Are you looking forward to experimenting with wagashi filled with white bean paste? I’d love to see your creations!
White Bean Paste (Shiroan)
- 7 oz dried lima beans (See Notes for Japanese names)
- ¾ cup sugar (See Notes. Please adjust to your taste. I used ¾ cup (5.3 oz, 150 g) for this recipe. As I mentioned in the blog post, you can increase the sugar up to the equal weight of the dried beans (7 oz, 200 g; 1 cup)
- ½ tsp kosher or sea salt (I use Diamond Crystal; use half for table salt)
- Gather all the ingredients.
- In a large bowl, add the lima beans and rinse them under running water. Then soak them in plenty of water overnight (8 to 12 hours; require longer hours in winter).
- After 8-12 hours, you can easily remove the beans’ skin with your fingers. Discard the skin.
- Add the beans in the pot and pour cold water just enough to cover the beans. To properly cook the beans, you will use just enough water and don’t let the beans move around in the water.
- Bring it to a boil on medium heat. Let it boil for 2 minutes while foam starts to appear.
- Drain the water into the sieve. Quickly rinse the pot and put the beans back in the pot. Add cold water just enough to cover the beans.
- Cover with a lid (slightly ajar and let simmer on low heat until beans become tender, about 1.5 to 2 hours. You can shorten the cooking time by using a pressure cooker (high pressure for 15-20 minutes).
- Once in a while check the beans and skim off the foam on the surface. This helps to make the white paste even whiter. Add a bit more water if the water is not covering the beans. Make sure the amount of water is just enough to cover the beans.
- When you can easily crush the beans between two fingers, it’s done.
- Drain the liquid. You may want to save a little bit of cooking liquid for the next step.
- Transfer a small portion of drained beans to your fine-meshed strainer (this tool is also a flour sifter) over a large plate. Press the beans through the strainer using a wooden spatula. You will get a finer and smoother paste built up under the sieve/over the plate. If it’s too dry, put a tiny bit of cooking liquid on the beans before pressing. Alternatively, you can use a food processor to puree the beans. Add a little bit of cooking liquid if necessary.
- Put the paste in a clean saucepan. Add the sugar and salt and mix well to combine.
- Turn on the heat to medium low heat and let the sugar dissolve. The paste will become liquidy.
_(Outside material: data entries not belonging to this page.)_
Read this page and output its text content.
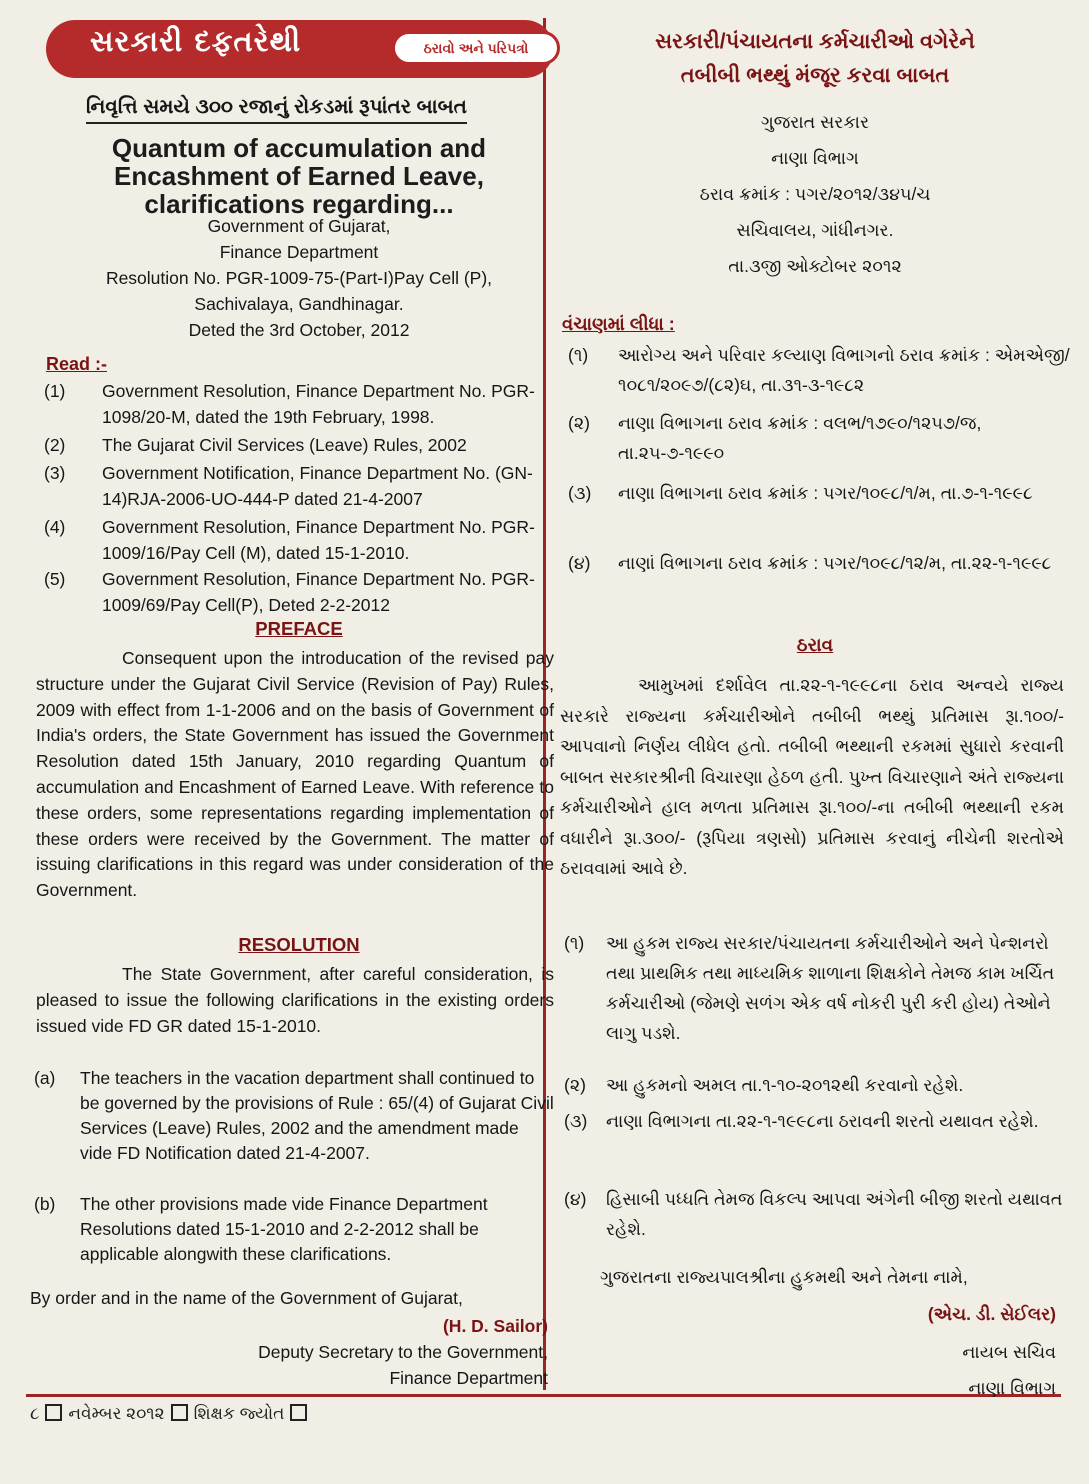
સરકારી દફતરેથી	ઠરાવો અને પરિપત્રો
નિવૃત્તિ સમયે ૩૦૦ રજાનું રોકડમાં રૂપાંતર બાબત
Quantum of accumulation and
Encashment of Earned Leave,
clarifications regarding...
Government of Gujarat,
Finance Department
Resolution No. PGR-1009-75-(Part-I)Pay Cell (P),
Sachivalaya, Gandhinagar.
Deted the 3rd October, 2012
Read :-
(1)	Government Resolution, Finance Department No. PGR-1098/20-M, dated the 19th February, 1998.
(2)	The Gujarat Civil Services (Leave) Rules, 2002
(3)	Government Notification, Finance Department No. (GN-14)RJA-2006-UO-444-P dated 21-4-2007
(4)	Government Resolution, Finance Department No. PGR-1009/16/Pay Cell (M), dated 15-1-2010.
(5)	Government Resolution, Finance Department No. PGR-1009/69/Pay Cell(P), Deted 2-2-2012
PREFACE
Consequent upon the introducation of the revised pay structure under the Gujarat Civil Service (Revision of Pay) Rules, 2009 with effect from 1-1-2006 and on the basis of Government of India's orders, the State Government has issued the Government Resolution dated 15th January, 2010 regarding Quantum of accumulation and Encashment of Earned Leave. With reference to these orders, some representations regarding implementation of these orders were received by the Government. The matter of issuing clarifications in this regard was under consideration of the Government.
RESOLUTION
The State Government, after careful consideration, is pleased to issue the following clarifications in the existing orders issued vide FD GR dated 15-1-2010.
(a) The teachers in the vacation department shall continued to be governed by the provisions of Rule : 65/(4) of Gujarat Civil Services (Leave) Rules, 2002 and the amendment made vide FD Notification dated 21-4-2007.
(b) The other provisions made vide Finance Department Resolutions dated 15-1-2010 and 2-2-2012 shall be applicable alongwith these clarifications.
By order and in the name of the Government of Gujarat,
(H. D. Sailor)
Deputy Secretary to the Government,
Finance Department
સરકારી/પંચાયતના કર્મચારીઓ વગેરેને
તબીબી ભથ્થું મંજૂર કરવા બાબત
ગુજરાત સરકાર
નાણા વિભાગ
ઠરાવ ક્રમાંક : પગર/૨૦૧૨/૩૪૫/ચ
સચિવાલય, ગાંધીનગર.
તા.૩જી ઓક્ટોબર ૨૦૧૨
વંચાણમાં લીધા :
(૧) આરોગ્ય અને પરિવાર કલ્યાણ વિભાગનો ઠરાવ ક્રમાંક : એમએજી/૧૦૮૧/૨૦૯૭/(૮૨)ઘ, તા.૩૧-૩-૧૯૮૨
(૨) નાણા વિભાગના ઠરાવ ક્રમાંક : વલભ/૧૭૯૦/૧૨૫૭/જ, તા.૨૫-૭-૧૯૯૦
(૩) નાણા વિભાગના ઠરાવ ક્રમાંક : પગર/૧૦૯૮/૧/મ, તા.૭-૧-૧૯૯૮
(૪) નાણાં વિભાગના ઠરાવ ક્રમાંક : પગર/૧૦૯૮/૧૨/મ, તા.૨૨-૧-૧૯૯૮
ઠરાવ
આમુખમાં દર્શાવેલ તા.૨૨-૧-૧૯૯૮ના ઠરાવ અન્વયે રાજ્ય સરકારે રાજ્યના કર્મચારીઓને તબીબી ભથ્થું પ્રતિમાસ રૂા.૧૦૦/- આપવાનો નિર્ણય લીધેલ હતો. તબીબી ભથ્થાની રકમમાં સુધારો કરવાની બાબત સરકારશ્રીની વિચારણા હેઠળ હતી. પુખ્ત વિચારણાને અંતે રાજ્યના કર્મચારીઓને હાલ મળતા પ્રતિમાસ રૂા.૧૦૦/-ના તબીબી ભથ્થાની રકમ વધારીને રૂા.૩૦૦/- (રૂપિયા ત્રણસો) પ્રતિમાસ કરવાનું નીચેની શરતોએ ઠરાવવામાં આવે છે.
(૧) આ હુકમ રાજ્ય સરકાર/પંચાયતના કર્મચારીઓને અને પેન્શનરો તથા પ્રાથમિક તથા માધ્યમિક શાળાના શિક્ષકોને તેમજ કામ ખર્ચિત કર્મચારીઓ (જેમણે સળંગ એક વર્ષ નોકરી પુરી કરી હોય) તેઓને લાગુ પડશે.
(૨) આ હુકમનો અમલ તા.૧-૧૦-૨૦૧૨થી કરવાનો રહેશે.
(૩) નાણા વિભાગના તા.૨૨-૧-૧૯૯૮ના ઠરાવની શરતો યથાવત રહેશે.
(૪) હિસાબી પધ્ધતિ તેમજ વિકલ્પ આપવા અંગેની બીજી શરતો યથાવત રહેશે.
ગુજરાતના રાજ્યપાલશ્રીના હુકમથી અને તેમના નામે,
(એચ. ડી. સેઈલર)
નાયબ સચિવ
નાણા વિભાગ
૮ નવેમ્બર ૨૦૧૨ શિક્ષક જ્યોત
- Then let the moisture evaporate from the mixture on medium low heat until it becomes a smooth mold-able paste, roughly 15-20 minutes. Keep an eye on the paste all the time to make sure it doesn't burn. When you can draw a line on the bottom of the pan, it’s done. The paste will continue to evaporate as it cools down, remove from the heat and pot immediately.
- Transfer the white bean paste to a clean container with a lid. If you’re using it in a few days, refrigerate. Otherwise, divide the paste into a small portion and freeze them for up to 2-3 months.
- Lima Beans: If you’re in Japan, you can get one of Shiro Ingen Mame (白いんげん豆) such as Shirohana Mame (白花豆), Ofuku Mame (大福豆), Tebo Mame (手亡豆), or Kintoki Mame (金時豆). Or you can use Shiro Azuki (白小豆). For White Bean Paste, please try finding lima beans (butter beans) or navy beans. If you can’t find them, then the last option is Cannellini Beans. I do not recommend substituting with other beans because the taste and texture will be completely off.
- Sugar: Please use granulated white sugar, and do not use sugar that has a color (such as brown sugar) because you’re trying to make WHITE bean paste. If you’re going for traditional white bean paste, the sugar amount will be ⅔ to 1 part of sugar by weight to 1 part of dried beans. If you reduce the amount of sugar significantly, it will not give enough moisture to the paste, which may result in a different texture. Wagashi is meant to be a bit on the sweet side in order to complement the bitter taste of matcha (drink).